= Triangle Music Publishing Co. =

New York publisher of popular music

Triangle Music Publishing Co., Inc. was an American publisher of popular music based in New York City. It was founded in 1919 by Joseph Medford Davis (1896–1978), with the help of George F. Briegel (1890–1968), a trombonist and former bandmaster at the Pelham Bay Naval Station.

== History ==
Davis created the firm to rival black publishers. He, himself, was white. Davis issued mostly blues and popular songs written by blacks. Davis dropped the Triangle imprint in the 1930s and replaced it with Joe Davis, Inc.

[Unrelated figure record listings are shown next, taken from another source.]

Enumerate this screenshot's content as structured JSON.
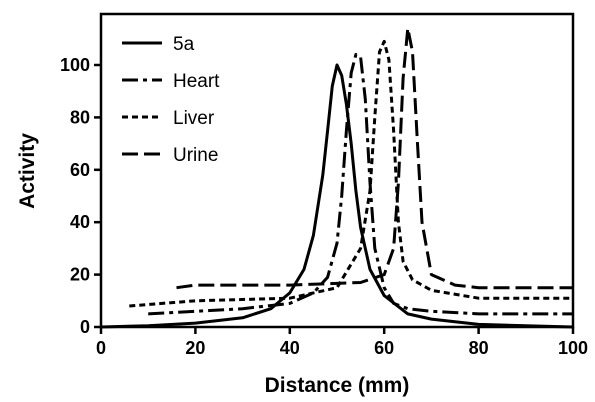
{
  "chart_data": {
    "type": "line",
    "title": "",
    "xlabel": "Distance (mm)",
    "ylabel": "Activity",
    "xlim": [
      0,
      100
    ],
    "ylim": [
      0,
      115
    ],
    "xticks": [
      0,
      20,
      40,
      60,
      80,
      100
    ],
    "yticks": [
      0,
      20,
      40,
      60,
      80,
      100
    ],
    "grid": false,
    "legend": "top-left",
    "series": [
      {
        "name": "5a",
        "style": "solid",
        "x": [
          0,
          10,
          20,
          30,
          36,
          40,
          43,
          45,
          47,
          48,
          49,
          50,
          51,
          52,
          53,
          54,
          55,
          57,
          60,
          65,
          70,
          80,
          90,
          100
        ],
        "y": [
          0,
          0.5,
          1.5,
          3.5,
          7,
          13,
          22,
          35,
          58,
          75,
          92,
          100,
          96,
          85,
          70,
          52,
          38,
          22,
          12,
          5,
          3,
          1,
          0.5,
          0
        ]
      },
      {
        "name": "Heart",
        "style": "dash-dot",
        "x": [
          10,
          20,
          30,
          40,
          45,
          48,
          50,
          51,
          52,
          53,
          54,
          55,
          56,
          57,
          58,
          60,
          62,
          65,
          70,
          80,
          90,
          100
        ],
        "y": [
          5,
          6,
          7,
          9,
          13,
          19,
          32,
          50,
          75,
          97,
          104,
          103,
          87,
          55,
          30,
          15,
          9,
          7,
          6,
          5,
          5,
          5
        ]
      },
      {
        "name": "Liver",
        "style": "dotted",
        "x": [
          6,
          20,
          40,
          50,
          55,
          57,
          58,
          59,
          60,
          61,
          62,
          63,
          64,
          66,
          70,
          80,
          100
        ],
        "y": [
          8,
          10,
          11,
          15,
          30,
          52,
          80,
          105,
          109,
          102,
          75,
          40,
          25,
          18,
          14,
          11,
          11
        ]
      },
      {
        "name": "Urine",
        "style": "dashed",
        "x": [
          16,
          20,
          40,
          55,
          60,
          62,
          63,
          64,
          65,
          66,
          67,
          68,
          70,
          75,
          80,
          100
        ],
        "y": [
          15,
          16,
          16,
          17,
          20,
          30,
          55,
          95,
          114,
          105,
          72,
          40,
          20,
          16,
          15,
          15
        ]
      }
    ]
  },
  "colors": {
    "line": "#000000",
    "background": "#ffffff"
  }
}
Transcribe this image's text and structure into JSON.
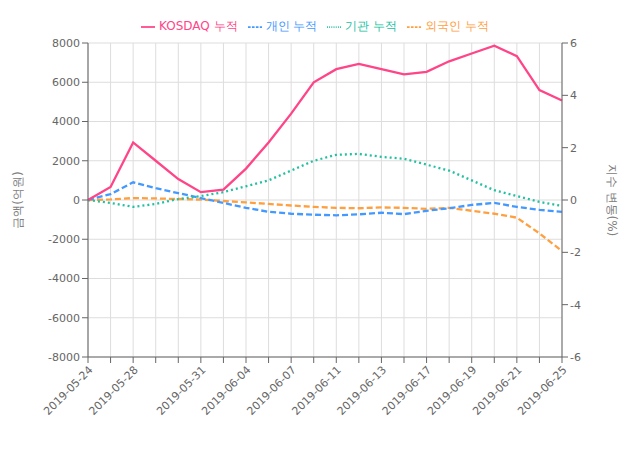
{
  "chart_data": {
    "type": "line",
    "ylabel": "금액(억원)",
    "y2label": "지수 변동(%)",
    "categories": [
      "2019-05-24",
      null,
      "2019-05-28",
      null,
      null,
      "2019-05-31",
      null,
      "2019-06-04",
      null,
      "2019-06-07",
      null,
      "2019-06-11",
      null,
      "2019-06-13",
      null,
      "2019-06-17",
      null,
      "2019-06-19",
      null,
      "2019-06-21",
      null,
      "2019-06-25"
    ],
    "series": [
      {
        "name": "외국인 누적",
        "color": "#FFA040",
        "line_style": "dashed",
        "values": [
          0,
          30,
          100,
          80,
          50,
          20,
          -50,
          -120,
          -200,
          -280,
          -350,
          -400,
          -420,
          -380,
          -400,
          -450,
          -400,
          -550,
          -700,
          -900,
          -1700,
          -2600
        ]
      },
      {
        "name": "개인 누적",
        "color": "#4499FF",
        "line_style": "dashed",
        "values": [
          0,
          300,
          900,
          600,
          350,
          100,
          -150,
          -400,
          -600,
          -700,
          -750,
          -780,
          -730,
          -650,
          -720,
          -550,
          -420,
          -250,
          -150,
          -350,
          -500,
          -600
        ]
      },
      {
        "name": "기관 누적",
        "color": "#20C0A0",
        "line_style": "dotted",
        "values": [
          0,
          -150,
          -350,
          -200,
          50,
          200,
          400,
          700,
          1000,
          1500,
          2000,
          2300,
          2350,
          2200,
          2100,
          1800,
          1500,
          1000,
          500,
          200,
          -100,
          -300
        ]
      },
      {
        "name": "KOSDAQ 누적",
        "color": "#FF4488",
        "line_style": "solid",
        "axis": "y2",
        "values": [
          0,
          0.5,
          2.2,
          1.5,
          0.8,
          0.3,
          0.4,
          1.2,
          2.2,
          3.3,
          4.5,
          5.0,
          5.2,
          5.0,
          4.8,
          4.9,
          5.3,
          5.6,
          5.9,
          5.5,
          4.2,
          3.8
        ]
      }
    ],
    "ylim": [
      -8000,
      8000
    ],
    "yticks": [
      -8000,
      -6000,
      -4000,
      -2000,
      0,
      2000,
      4000,
      6000,
      8000
    ],
    "y2lim": [
      -6,
      6
    ],
    "y2ticks": [
      -6,
      -4,
      -2,
      0,
      2,
      4,
      6
    ],
    "grid": true,
    "legend": "top"
  }
}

He sold the firm in 1939 and went into the record manufacturing business, becoming a major independent record salesman as well.

== Selected songwriters ==
His songwriters/composers, in alphabetical order, included:
- Victor Arden (1893–1962)
- Paul Denniker (né Paul Albert Dehnicke; 1897–1967)
- Fletcher Henderson (1897–1952)
- Alex Hill (1906–1937)
- Claude Hopkins (1903–1984)
- J. C. Johnson (1896–1981)
- Andy Razaf (1895–1973)
- Carson Robison (1890–1957)
- Chris Smith (1879–1949) ‡
- Wilbur Sweatman (1882–1961)
- Fats Waller (1904–1943)
- Spencer Williams (1889–1965)

 ‡Chris Smith had previously published eleven works with Gotham-Attucks Music Publishing Company and one with its Attucks Music Publishing Company, its pre-merger predecessor. Gotham-Attucks was a New York-based firm owned and operated from 1904 to 1911 by African Americans.